Mr. Theobald emphasizes the character of the scales on certain portions of the head, wing and body, which assists in separating species. This brings into play the microscope and, practically, that instrument must be resorted to for final determinations in some instances.

It is altogether a very interesting and useful book to the entomologist who wishes to learn what has been done in this family and who has done it. The plates are too highly colored and the figures are, therefore, misleading. The text figures, illustrating structural details, are as a whole only fair, though the point to be illustrated is always well brought out. The book maker's work is well done, and so is the printer's, while a good index adds materially to the facility with which the book may be used by the reader.

MECHANICS.

An 'Elementary Treatise on Theoretical Mechanics' by Professor W. Woolsey Johnson (Wiley and Sons, New York) is far from elementary, as the reader is supposed to have a good knowledge of differential and integral calculus. The laws of nature are, however, quite independent of any system of mathematics, and many of those discussed in this volume might be easily treated by elementary algebra and geometry. There can be no objection to the use of the calculus if its demonstrations are simpler than those of common methods, but the combination of difficult mathematics with difficult subject-matter should be avoided in an elementary text-book.
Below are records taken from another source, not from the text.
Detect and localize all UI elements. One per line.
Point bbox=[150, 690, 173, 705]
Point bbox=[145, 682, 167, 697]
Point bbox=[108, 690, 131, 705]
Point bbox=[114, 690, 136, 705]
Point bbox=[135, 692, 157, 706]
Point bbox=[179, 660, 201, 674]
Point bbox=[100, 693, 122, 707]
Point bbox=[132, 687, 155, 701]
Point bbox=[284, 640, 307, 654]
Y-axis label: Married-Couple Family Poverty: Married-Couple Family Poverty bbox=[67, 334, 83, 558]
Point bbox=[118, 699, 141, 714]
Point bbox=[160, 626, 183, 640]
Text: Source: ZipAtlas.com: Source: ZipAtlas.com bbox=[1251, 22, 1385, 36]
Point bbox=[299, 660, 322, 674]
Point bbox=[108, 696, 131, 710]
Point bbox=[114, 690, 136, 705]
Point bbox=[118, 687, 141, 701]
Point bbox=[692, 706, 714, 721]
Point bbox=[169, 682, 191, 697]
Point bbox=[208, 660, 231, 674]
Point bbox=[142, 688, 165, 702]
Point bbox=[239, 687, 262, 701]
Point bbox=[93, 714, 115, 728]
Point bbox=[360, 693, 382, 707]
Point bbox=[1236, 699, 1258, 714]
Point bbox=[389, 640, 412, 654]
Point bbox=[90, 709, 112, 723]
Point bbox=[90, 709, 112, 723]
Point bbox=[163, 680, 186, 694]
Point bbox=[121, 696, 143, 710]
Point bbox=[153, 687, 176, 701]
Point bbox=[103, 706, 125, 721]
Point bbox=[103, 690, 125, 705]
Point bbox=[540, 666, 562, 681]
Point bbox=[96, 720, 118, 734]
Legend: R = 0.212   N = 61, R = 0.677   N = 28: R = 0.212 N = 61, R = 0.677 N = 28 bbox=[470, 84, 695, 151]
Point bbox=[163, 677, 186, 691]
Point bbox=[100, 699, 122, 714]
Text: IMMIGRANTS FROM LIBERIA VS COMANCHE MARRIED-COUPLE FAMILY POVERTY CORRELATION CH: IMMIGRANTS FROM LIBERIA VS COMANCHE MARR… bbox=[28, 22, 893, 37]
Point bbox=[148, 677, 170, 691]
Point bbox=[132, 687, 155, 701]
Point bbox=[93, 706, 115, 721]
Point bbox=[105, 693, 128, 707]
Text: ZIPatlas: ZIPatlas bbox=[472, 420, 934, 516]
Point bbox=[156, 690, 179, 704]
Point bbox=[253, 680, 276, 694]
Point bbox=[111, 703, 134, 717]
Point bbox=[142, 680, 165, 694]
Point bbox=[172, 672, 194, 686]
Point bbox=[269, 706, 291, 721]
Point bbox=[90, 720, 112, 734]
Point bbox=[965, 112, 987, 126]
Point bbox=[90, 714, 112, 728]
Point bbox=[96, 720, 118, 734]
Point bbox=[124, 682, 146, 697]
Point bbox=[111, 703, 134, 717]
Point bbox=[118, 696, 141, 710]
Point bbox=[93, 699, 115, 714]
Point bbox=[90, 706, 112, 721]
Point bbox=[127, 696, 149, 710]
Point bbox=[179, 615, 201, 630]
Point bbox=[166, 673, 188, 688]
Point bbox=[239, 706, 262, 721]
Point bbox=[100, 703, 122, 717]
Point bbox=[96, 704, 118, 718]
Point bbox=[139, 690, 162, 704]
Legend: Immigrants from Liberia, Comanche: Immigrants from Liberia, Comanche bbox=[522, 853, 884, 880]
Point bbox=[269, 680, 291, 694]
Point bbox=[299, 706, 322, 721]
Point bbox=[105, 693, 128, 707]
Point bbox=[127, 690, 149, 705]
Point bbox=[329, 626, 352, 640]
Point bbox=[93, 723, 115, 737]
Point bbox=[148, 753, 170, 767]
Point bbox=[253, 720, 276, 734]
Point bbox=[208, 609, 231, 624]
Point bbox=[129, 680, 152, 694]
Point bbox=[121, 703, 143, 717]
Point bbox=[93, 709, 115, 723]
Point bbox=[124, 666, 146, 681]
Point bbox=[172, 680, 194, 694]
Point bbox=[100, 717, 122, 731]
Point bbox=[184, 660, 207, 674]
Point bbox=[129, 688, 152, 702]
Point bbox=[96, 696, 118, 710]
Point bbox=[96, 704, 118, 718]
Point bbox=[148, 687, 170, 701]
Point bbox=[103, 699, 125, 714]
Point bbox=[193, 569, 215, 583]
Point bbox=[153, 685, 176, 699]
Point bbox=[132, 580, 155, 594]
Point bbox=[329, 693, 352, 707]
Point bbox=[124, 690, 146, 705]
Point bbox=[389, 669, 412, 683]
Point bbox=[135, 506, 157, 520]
The plan of the book is that usual in this subject, forces being discussed at much length, in connection with the time-rate of space or velocity, before the subject of work or energy is taken up. This plan follows the historical line of development, but it is questionable whether it is the best method for the student or for getting at practical solutions. The book contains no unsound doctrine, is concisely written in a scholarly tone, and is an able presentation of the subject under the plan adopted.